Bientôt le village lui-même s’anima et les trottoirs de bois, couverts d’une légère couche de givre, craquèrent sous les pieds des premiers passants.

Sur la ferme de Gustave Duverger, à l’extrémité du village, on ne donnait encore nul signe de vie et tout demeurait coi. Aussi, quand une fenêtre s’ouvrit avec fracas, au deuxième étage, sous le pignon de la maison, et qu’un jeune homme allongea la tête au dehors, en éternuant bruyamment, surpris par l’air froid et les rayons du soleil qui le frappaient en plein visage, ce fut le signal d’un émoi considérable dans la basse-cour : les poules caquetèrent et sautèrent de leurs perchoirs, les coqs, se dressant sur leurs ergots, se désenrouèrent la voix, avec des accents éclatants, et le chien de garde, qui sommeillait sur le perron, accourut pour voir la cause de tout ce tintamarre et aboya joyeusement en reconnaissant dans celui qui venait d’ouvrir la fenêtre son maître, Louis Duverger, le fils du propriétaire de la ferme.

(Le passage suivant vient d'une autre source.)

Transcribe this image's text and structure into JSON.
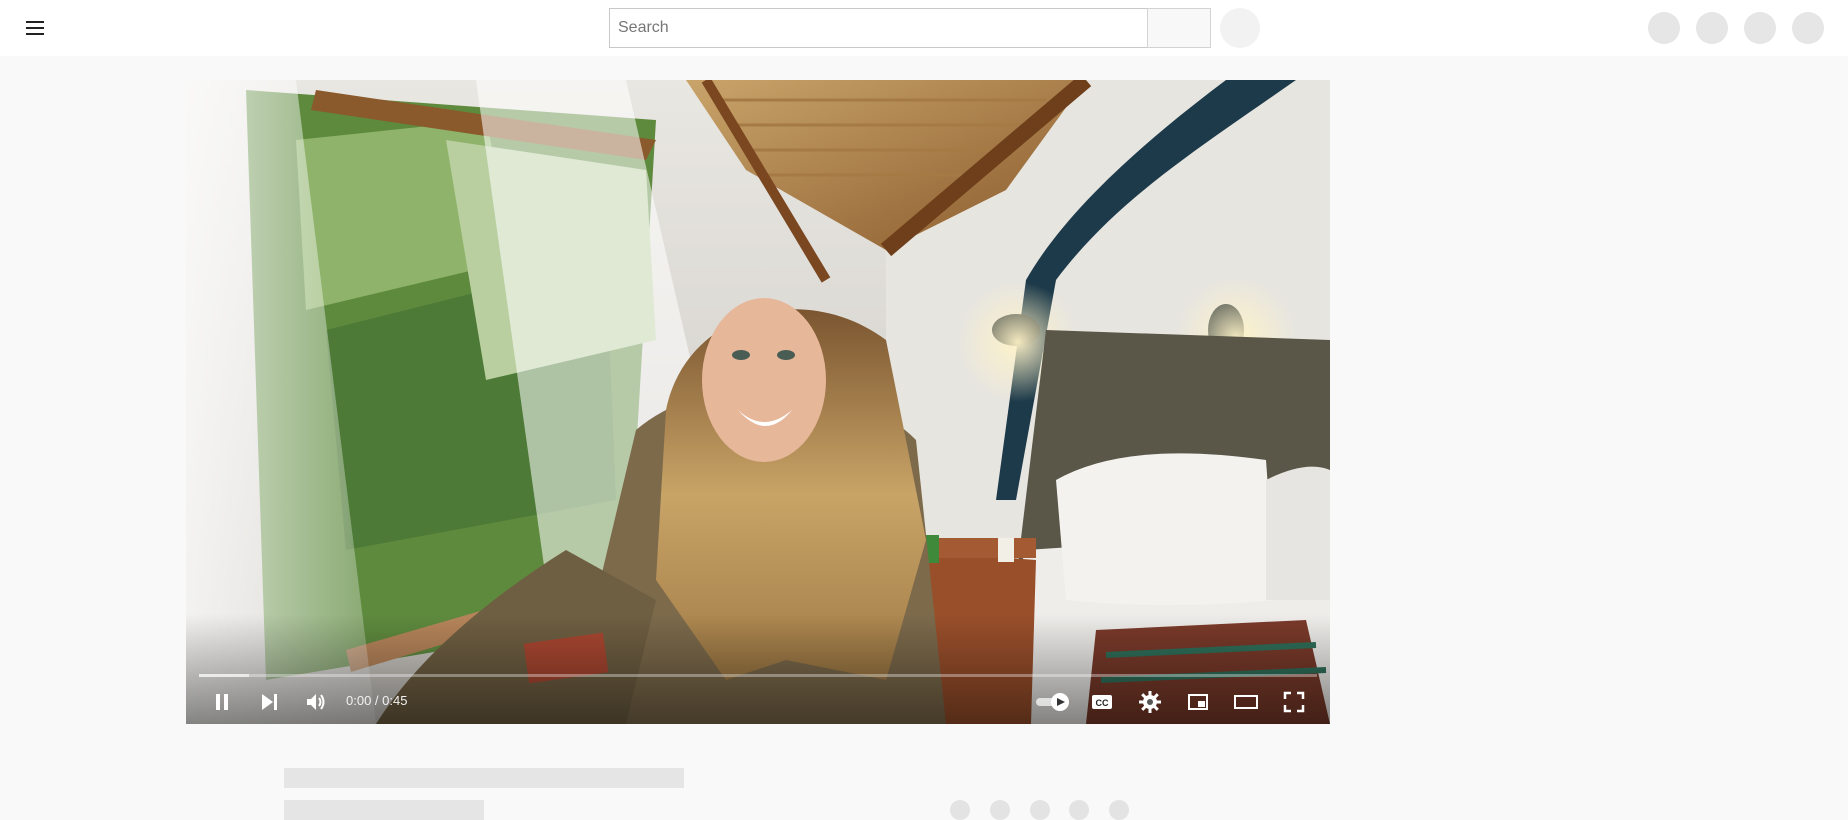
{
  "search": {
    "placeholder": "Search"
  },
  "player": {
    "time_current": "0:00",
    "time_separator": " / ",
    "time_duration": "0:45",
    "progress_fraction": 0.045
  },
  "icons": {
    "menu": "menu-icon",
    "pause": "pause-icon",
    "next": "next-icon",
    "volume": "volume-icon",
    "autoplay": "autoplay-toggle-icon",
    "captions": "cc-icon",
    "settings": "gear-icon",
    "miniplayer": "miniplayer-icon",
    "theater": "theater-mode-icon",
    "fullscreen": "fullscreen-icon"
  },
  "colors": {
    "page_bg": "#f9f9f9",
    "topbar_bg": "#ffffff",
    "control_icon": "#ffffff",
    "skeleton": "#e5e5e5"
  }
}
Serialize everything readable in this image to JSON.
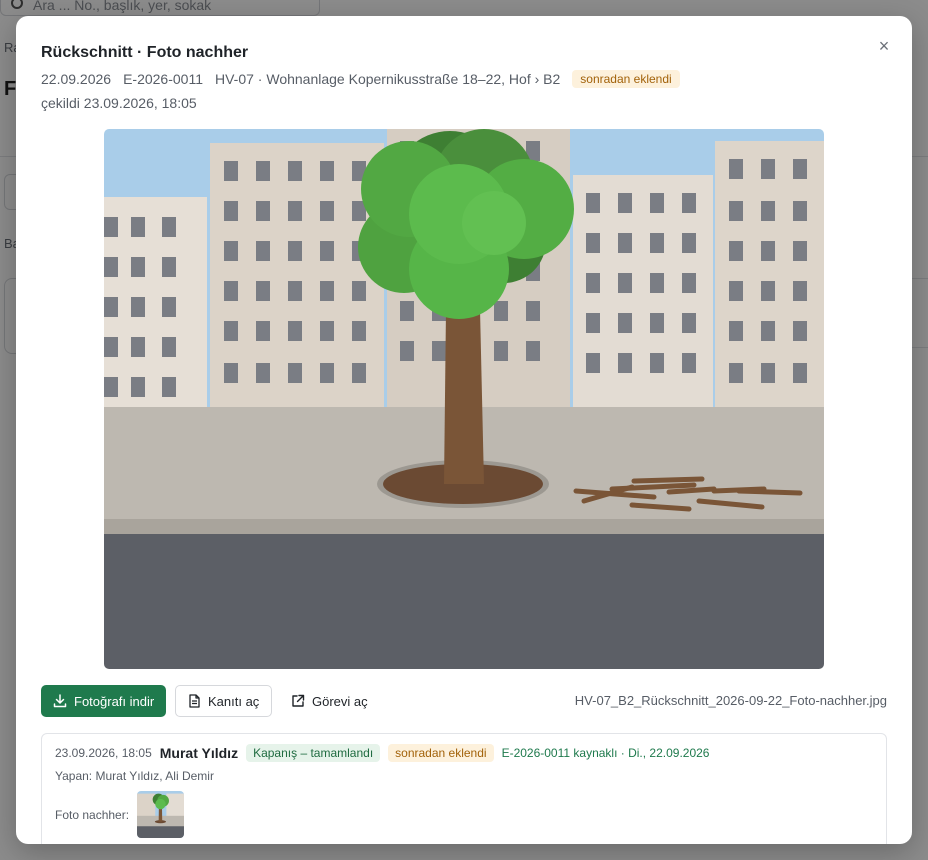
{
  "background": {
    "search_placeholder": "Ara ... No., başlık, yer, sokak",
    "frag_ra": "Ra",
    "frag_fo": "Fo",
    "frag_ba": "Ba"
  },
  "modal": {
    "title": "Rückschnitt · Foto nachher",
    "date": "22.09.2026",
    "id": "E-2026-0011",
    "location": "HV-07 · Wohnanlage Kopernikusstraße 18–22, Hof › B2",
    "late_badge": "sonradan eklendi",
    "taken": "çekildi 23.09.2026, 18:05",
    "close_label": "×"
  },
  "actions": {
    "download": "Fotoğrafı indir",
    "open_evidence": "Kanıtı aç",
    "open_task": "Görevi aç",
    "filename": "HV-07_B2_Rückschnitt_2026-09-22_Foto-nachher.jpg"
  },
  "entry": {
    "time": "23.09.2026, 18:05",
    "user": "Murat Yıldız",
    "status_tag": "Kapanış – tamamlandı",
    "late_tag": "sonradan eklendi",
    "source": "E-2026-0011 kaynaklı · Di., 22.09.2026",
    "done_by": "Yapan: Murat Yıldız, Ali Demir",
    "photo_label": "Foto nachher:"
  },
  "colors": {
    "primary": "#1f7a4d",
    "badge_amber_bg": "#fdf1dc",
    "badge_amber_text": "#a2620a",
    "tag_green_bg": "#e6f3ea"
  },
  "icons": {
    "close": "close-icon",
    "download": "download-icon",
    "evidence": "document-icon",
    "task": "external-link-icon"
  }
}
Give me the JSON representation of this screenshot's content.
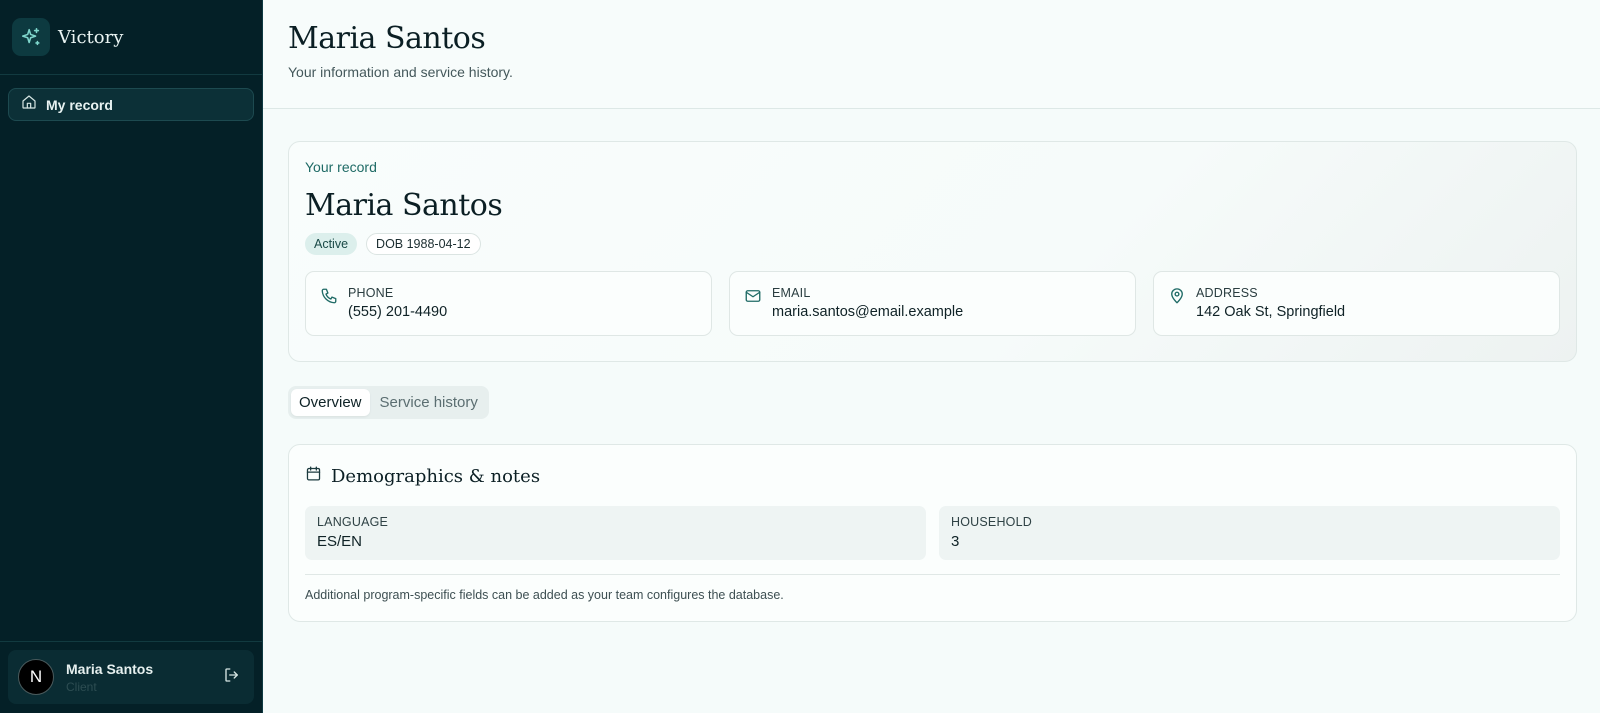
{
  "sidebar": {
    "brand_name": "Victory",
    "nav": [
      {
        "label": "My record",
        "icon": "home-icon"
      }
    ],
    "user": {
      "initial": "N",
      "name": "Maria Santos",
      "role": "Client"
    }
  },
  "header": {
    "title": "Maria Santos",
    "subtitle": "Your information and service history."
  },
  "record": {
    "eyebrow": "Your record",
    "name": "Maria Santos",
    "status_badge": "Active",
    "dob_badge": "DOB 1988-04-12",
    "contacts": [
      {
        "label": "PHONE",
        "value": "(555) 201-4490",
        "icon": "phone-icon"
      },
      {
        "label": "EMAIL",
        "value": "maria.santos@email.example",
        "icon": "mail-icon"
      },
      {
        "label": "ADDRESS",
        "value": "142 Oak St, Springfield",
        "icon": "map-pin-icon"
      }
    ]
  },
  "tabs": [
    {
      "label": "Overview",
      "active": true
    },
    {
      "label": "Service history",
      "active": false
    }
  ],
  "demographics": {
    "title": "Demographics & notes",
    "fields": [
      {
        "label": "LANGUAGE",
        "value": "ES/EN"
      },
      {
        "label": "HOUSEHOLD",
        "value": "3"
      }
    ],
    "note": "Additional program-specific fields can be added as your team configures the database."
  },
  "colors": {
    "sidebar_bg": "#042027",
    "accent": "#1f6b66",
    "page_bg": "#f5fbfa"
  }
}
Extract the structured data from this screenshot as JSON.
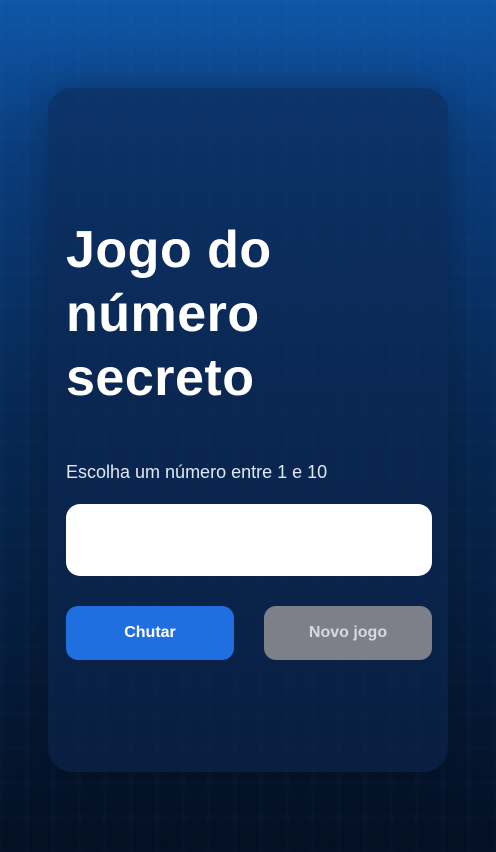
{
  "game": {
    "title": "Jogo do número secreto",
    "instruction": "Escolha um número entre 1 e 10",
    "input": {
      "value": "",
      "placeholder": ""
    },
    "buttons": {
      "guess": "Chutar",
      "restart": "Novo jogo"
    }
  },
  "colors": {
    "background_top": "#0f56a8",
    "background_bottom": "#040f22",
    "primary_button": "#1f6fe0",
    "secondary_button": "#7d8089"
  }
}
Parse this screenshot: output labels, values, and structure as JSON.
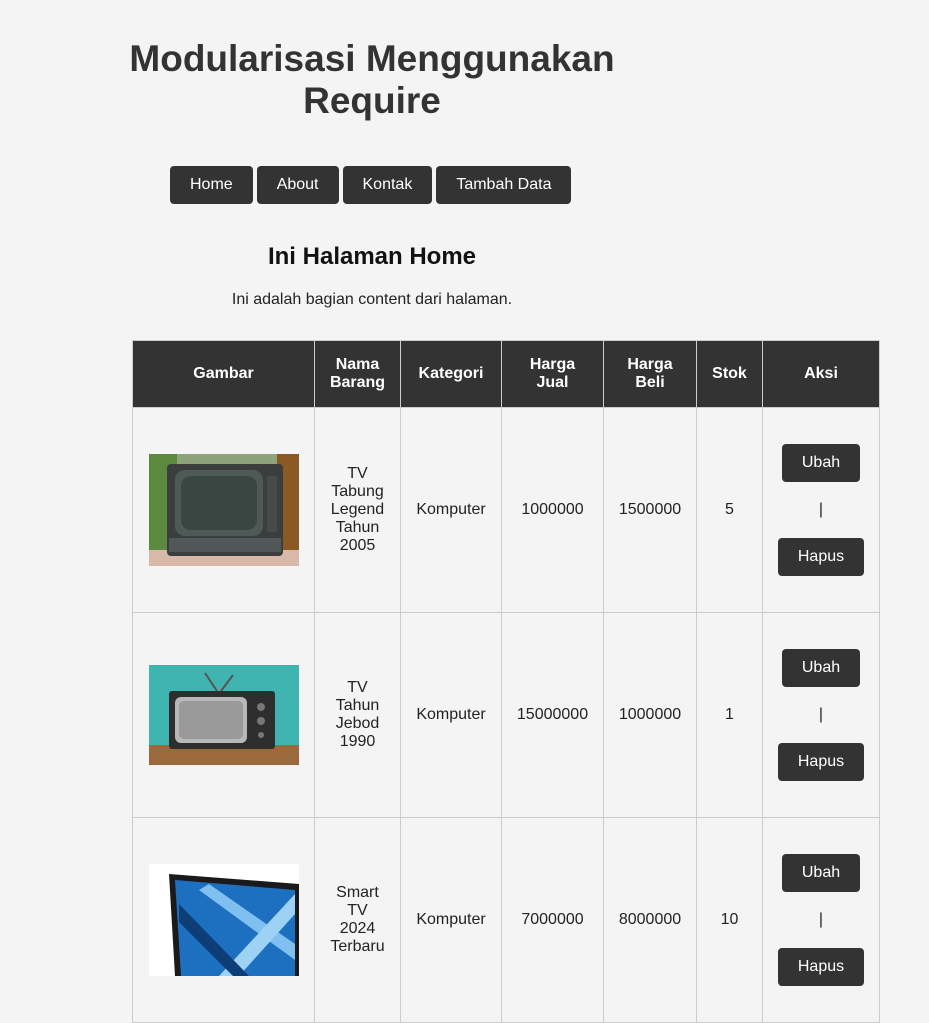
{
  "header": {
    "title_line1": "Modularisasi Menggunakan",
    "title_line2": "Require"
  },
  "nav": {
    "items": [
      "Home",
      "About",
      "Kontak",
      "Tambah Data"
    ]
  },
  "content": {
    "heading": "Ini Halaman Home",
    "text": "Ini adalah bagian content dari halaman."
  },
  "table": {
    "headers": {
      "gambar": "Gambar",
      "nama_1": "Nama",
      "nama_2": "Barang",
      "kategori": "Kategori",
      "jual_1": "Harga",
      "jual_2": "Jual",
      "beli_1": "Harga",
      "beli_2": "Beli",
      "stok": "Stok",
      "aksi": "Aksi"
    },
    "rows": [
      {
        "image_icon": "crt-tv-image",
        "name_lines": [
          "TV",
          "Tabung",
          "Legend",
          "Tahun",
          "2005"
        ],
        "kategori": "Komputer",
        "harga_jual": "1000000",
        "harga_beli": "1500000",
        "stok": "5",
        "ubah": "Ubah",
        "separator": "|",
        "hapus": "Hapus"
      },
      {
        "image_icon": "retro-tv-image",
        "name_lines": [
          "TV",
          "Tahun",
          "Jebod",
          "1990"
        ],
        "kategori": "Komputer",
        "harga_jual": "15000000",
        "harga_beli": "1000000",
        "stok": "1",
        "ubah": "Ubah",
        "separator": "|",
        "hapus": "Hapus"
      },
      {
        "image_icon": "smart-tv-image",
        "name_lines": [
          "Smart",
          "TV",
          "2024",
          "Terbaru"
        ],
        "kategori": "Komputer",
        "harga_jual": "7000000",
        "harga_beli": "8000000",
        "stok": "10",
        "ubah": "Ubah",
        "separator": "|",
        "hapus": "Hapus"
      }
    ]
  }
}
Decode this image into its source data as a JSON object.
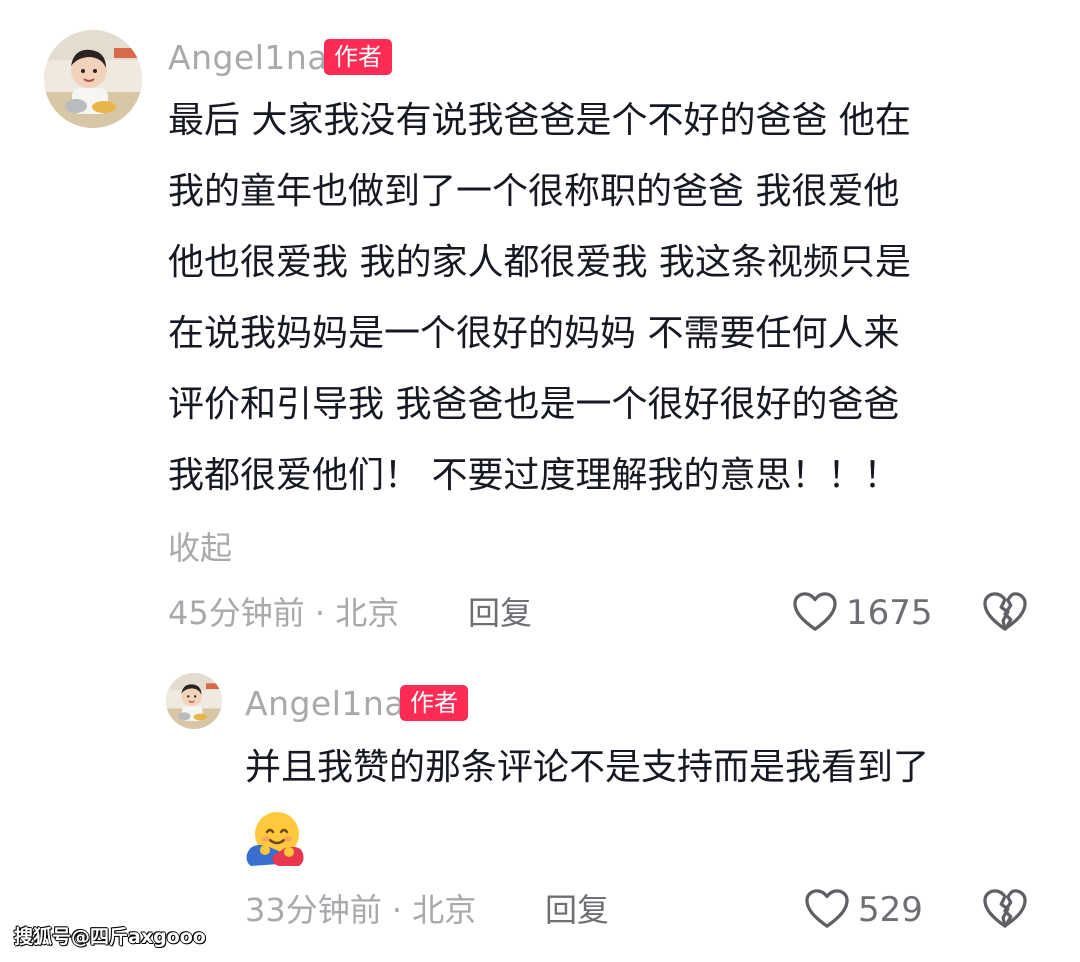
{
  "comment": {
    "username": "Angel1na",
    "author_badge": "作者",
    "text_lines": [
      "最后 大家我没有说我爸爸是个不好的爸爸 他在",
      "我的童年也做到了一个很称职的爸爸 我很爱他",
      "他也很爱我 我的家人都很爱我 我这条视频只是",
      "在说我妈妈是一个很好的妈妈 不需要任何人来",
      "评价和引导我 我爸爸也是一个很好很好的爸爸",
      "我都很爱他们！ 不要过度理解我的意思！！！"
    ],
    "collapse_label": "收起",
    "time_location": "45分钟前 · 北京",
    "reply_label": "回复",
    "like_count": "1675",
    "avatar_icon": "avatar-child-photo"
  },
  "reply": {
    "username": "Angel1na",
    "author_badge": "作者",
    "text": "并且我赞的那条评论不是支持而是我看到了",
    "emoji": "hugging-face-sticker",
    "time_location": "33分钟前 · 北京",
    "reply_label": "回复",
    "like_count": "529",
    "avatar_icon": "avatar-child-photo"
  },
  "watermark": "搜狐号@四斤axgooo",
  "colors": {
    "accent": "#fe2c55",
    "text_primary": "#161823",
    "text_secondary": "#a8a8ad",
    "icon_gray": "#6e6e74"
  }
}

Louis était un jeune homme de vingt ans, sérieux et travailleur, que son père, cultivateur à l’aise et intelligent, désireux de faire « quelqu’un » de son garçon, avait envoyé au collège. Le jeune homme avait bien profité des leçons de ses maîtres. Au contraire de tant d’enfants qui rendent inutiles les sacrifices et les dépenses de leurs parents, il avait tenu à profiter des avantages qu’on lui offrait. Instruit de la nécessité du travail par l’exemple de la vie laborieuse de son père, il avait très jeune compris la noblesse du rôle attribué aux travailleurs, à ceux qui sont utiles à leurs semblables, à ceux qui entreprennent des tâches fécondes qu’ils mènent à bien, soit qu’ils sèment le blé dont le peuple a besoin pour sa nourriture, soit qu’ils sèment les idées dont la germination est nécessaire à l’accomplissement des destinées des individus et des peuples. Il avait compris que chacun a, ici-bas, un devoir qu’il doit remplir et que l’on doit mesurer la valeur d’un homme d’abord d’après l’idéal qu’il poursuit et ensuite d’après son utilité pour ses concitoyens et d’après l’importance de son entité dans la sphère où il est placé, si grande ou si petite soit-elle, bornée par les frontières d’un pays ou par les limites d’un canton. Ces vérités ne s’étaient naturellement fait jour que peu à peu et graduellement dans son esprit ; la ferme tendresse de son père avait aidé cette formation intellectuelle et hâté la maturité de son jugement. Loin de prendre son fils pour un personnage parce qu’il était en passe de devenir plus instruit que lui, et sans non plus le traiter durement, le père Duverger avait su éviter des deux excès contraires dans lesquels tombent trop de pères : il n’avait pas gâté, son fils en le considérant comme une des sept merveilles du monde, parce qu’il apprenait le latin, et en tolérant que tout le monde fût en admiration devant lui et que sa mère et ses sœurs devinssent ses servantes, et il ne l’avait pas non plus fatigué et ahuri en le surchargeant de travail pendant ses vacances, de crainte que l’écolier ne voulût ensuite se reposer pendant le reste de l’année. Il avait usé de modération, et de tact, et sa manière d’agir mérite d’être citée comme exemple aux fermiers qui font instruire leurs fils.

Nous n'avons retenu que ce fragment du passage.